During my volunteer work helping libary patrons, I have had at least 20-25 people who have gotten some embarrassing news with my help. It is really funny how the different people handle it.
We've all got Democrats in our backgrounds somewhere.
Sounds like my family. One of my more ambitious (and dumber) cousins found an English earl of the same name and adopted his arms... the problem being that the family name is Norwegian!
"Now all the myriad American ancestors think they're descended from nobility and are entitled to display that English family's crest."
In England, you're not talking about a "crest," you're talking about a coat of arms, which were awarded to specific individuals, not families. A firstborn son could apply to the College of Arms on the basis of his father having borne a coat of arms, but the coat of arms, if granted, would be "differenced" with the addition of some small detail, such as a stripe or a border. That's why very early coats of arms are exceedingly simple, and late ones are complicated. Very, very few US citizens are entitled to apply to the College of Arms for their own, differenced coat of arms, as a result. But, a very large majority of US citizens actually do have some relation to nobility, usually through second and younger sons striking out for the colonies, in hopes of making their fortune, since they were not entitled to inherit under primogeniture laws.
Any red headed wimmen here?
I misstated something: I should have said a a very large majority of US citizens with early colonial ancestors have some relation to English nobility, for the reasons mentioned.
That would certainly be news to the hundreds if not thousands of slaves who escaped the USA via the underground railroad to come to Canada, which was a British colony at the time. England was YEARS ahead of the US in abolition of the slave trade.
Just like a liberal to have irrational fears.
I agree, DNA testing is very exciting and fascinating!
I saw a piece on dateline or some show similar where a black man had his DNA tested. It showed that he was (dot) Indian. His family lived in New Orleans, and at that time all of the darker-skinned people lived together.
He was a professor, and his grown children were amazed! Quite interesting.
I believe (although I am not vouching for the accuracy of the intent) that the poster was trying to say that the slave issue was dealt with faster than the European counterparts in terms of time with slaves. How many slave years in the Americas vs. total slave years in the other countries?
OF course, that might not pan out either...
Uh, gee, Don, America became sovereign in 1789 and abolished slavery in 1862(?). That'd mean that we, as Americans, did away with it as a lawful act in 73 years.

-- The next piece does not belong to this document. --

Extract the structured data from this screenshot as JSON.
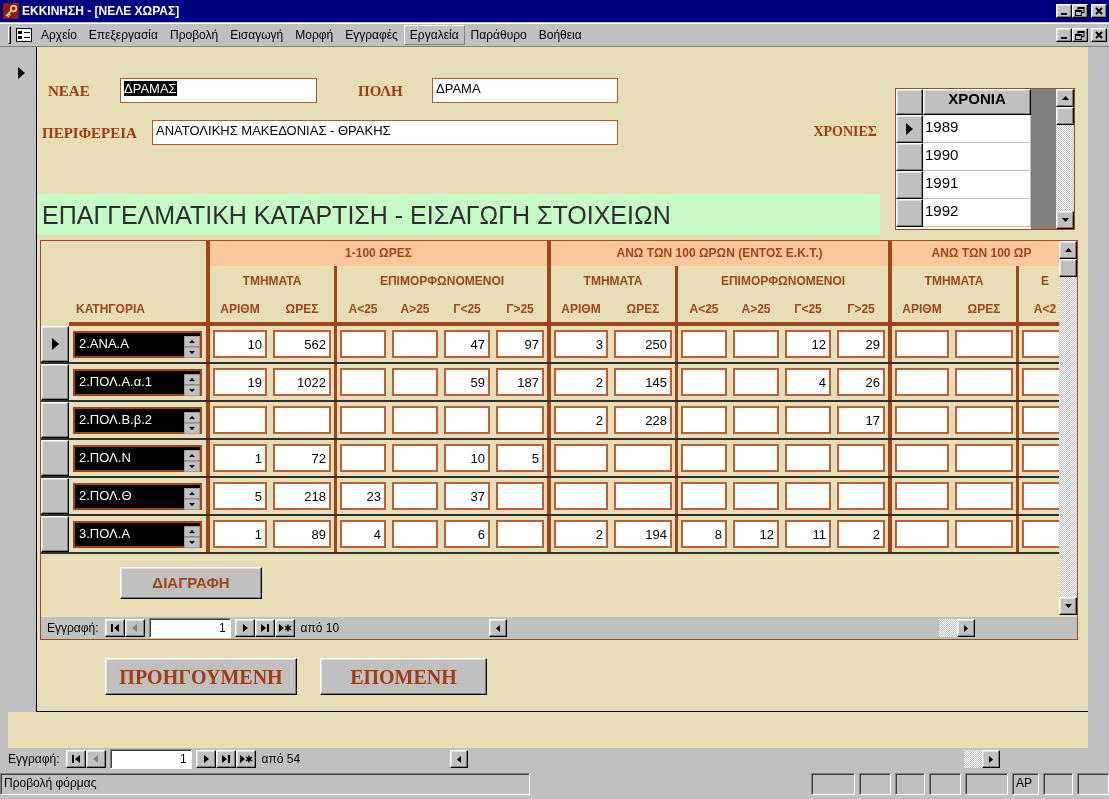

Before then, we were a c-o-l-o-n-y of England. Notice that I didn't say anything about a concurrent timeline. I only pointed out the certain destination of American exceptionalism.
How long were the Brits in the slave trade, Don? Did Britain nearly commit national suicide to bring it to an end? Was the recognition of the equality of all humanity codified in British law?
Seems to me you need to review some of your history...or re-evaluate your cultural brainwashing.